Fitting the models to the data, we obtain the time series of distributions of mortality rates between 1920 and 1950. From these, we can calculate the probability of specific mortality rates in a given year. In particular, we can compute the time series of disease outbreak risk by defining a disease outbreak as mortality above a threshold. For the 1918-19 pandemic, we define two disease outbreak thresholds at 500 or at 1000 deaths per million. The first is about one-third the rate of the main waves (1918 and 1919) and significantly higher than any mortality rate between 1900 and 1918 (i.e. after the 1890-91 pandemic effects had died out). A death rate of 500 per million corresponds to that observed during the main waves of the 1890-91 pandemic and its recurrent outbreaks. This threshold identifies as outbreaks in the data post-1920, the same years as those described as being of exceptionally high mortality in the MOH reports for London. The 1000 threshold corresponds to recurrent disease outbreaks approaching the levels experienced in some cities during the main pandemic waves and approximately that of the severe 1929 outbreak. More generally, the 1000 threshold identifies particularly severe disease outbreaks that were possible given the dynamic process for mortality risk, even if unrealised ex post. Similar patterns are observed for the 1890-91 pandemic in England and Wales, which had lower mortality (Supplementary Material C, Figure S11).

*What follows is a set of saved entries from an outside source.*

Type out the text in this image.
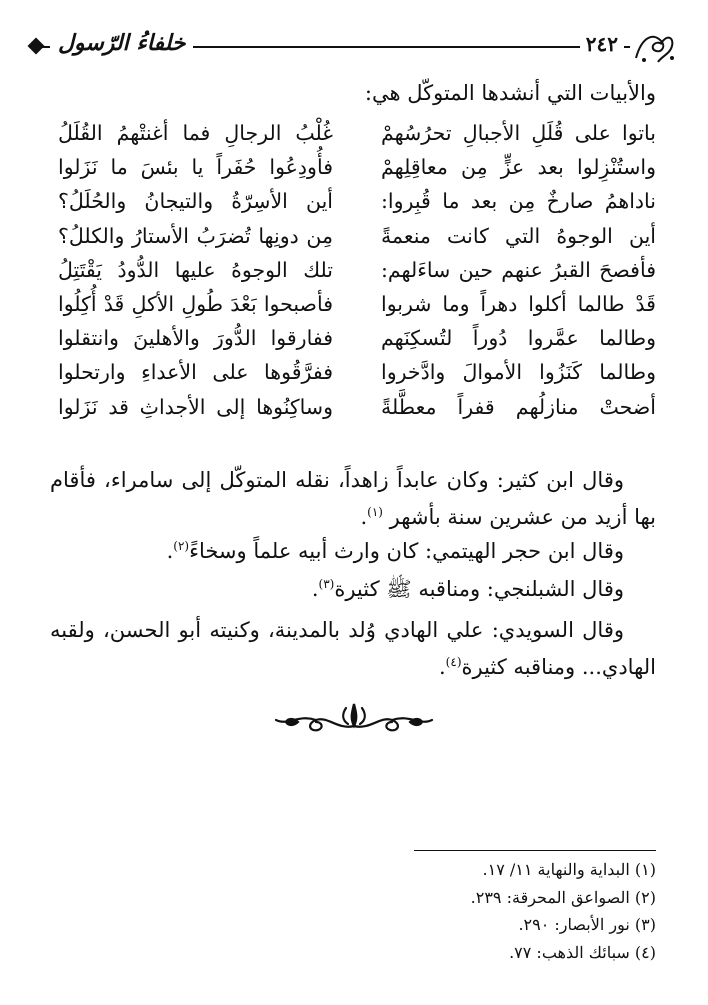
خلفاءُ الرّسول	٢٤٢
والأبيات التي أنشدها المتوكّل هي:
باتوا على قُلَلِ الأجبالِ تحرُسُهمْ
غُلْبُ الرجالِ فما أغنتْهمُ القُلَلُ
واستُنْزِلوا بعد عزٍّ مِن معاقِلِهمْ
فأُودِعُوا حُفَراً يا بئسَ ما نَزَلوا
ناداهمُ صارخٌ مِن بعد ما قُبِروا:
أين الأسِرّةُ والتيجانُ والحُلَلُ؟
أين الوجوهُ التي كانت منعمةً
مِن دونِها تُضرَبُ الأستارُ والكللُ؟
فأفصحَ القبرُ عنهم حين ساءَلهم:
تلك الوجوهُ عليها الدُّودُ يَقْتَتِلُ
قَدْ طالما أكلوا دهراً وما شربوا
فأصبحوا بَعْدَ طُولِ الأكلِ قَدْ أُكِلُوا
وطالما عمَّروا دُوراً لتُسكِنَهم
ففارقوا الدُّورَ والأهلينَ وانتقلوا
وطالما كَنَزُوا الأموالَ وادَّخروا
ففرَّقُوها على الأعداءِ وارتحلوا
أضحتْ منازلُهم قفراً معطَّلةً
وساكِنُوها إلى الأجداثِ قد نَزَلوا

وقال ابن كثير: وكان عابداً زاهداً، نقله المتوكّل إلى سامراء، فأقام بها أزيد من عشرين سنة بأشهر $^{(١)}$.

وقال ابن حجر الهيتمي: كان وارث أبيه علماً وسخاءً$^{(٢)}$.

وقال الشبلنجي: ومناقبه ﷺ كثيرة$^{(٣)}$.

وقال السويدي: علي الهادي وُلد بالمدينة، وكنيته أبو الحسن، ولقبه الهادي... ومناقبه كثيرة$^{(٤)}$.

(١) البداية والنهاية ١١/ ١٧.
(٢) الصواعق المحرقة: ٢٣٩.
(٣) نور الأبصار: ٢٩٠.
(٤) سبائك الذهب: ٧٧.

We plot the post-1918-19 disease outbreak probabilities in Figure 3. Two main qualitative results stand out. First, the probability of a disease outbreak remains high for about two decades after the main pandemic waves. Disease outbreak risk does not decline exponentially, but instead there is a very low rate of decline for a prolonged period. During the transition to background influenza mortality, outbreaks with severe mortality can occur with relatively high probability. Second, the pattern of the time evolution of risk is similar across all cities and for the US. This pattern holds despite considerable differences between the geographical units that we study in the severity of the impact of the pandemic during the main waves (Figure 1) and in differences in background influenza mortality. Comparing the results for the two different thresholds, the dynamic pattern for all geographical units and the two pandemics in our data remains, despite the naturally higher outbreak probabilities for the lower threshold.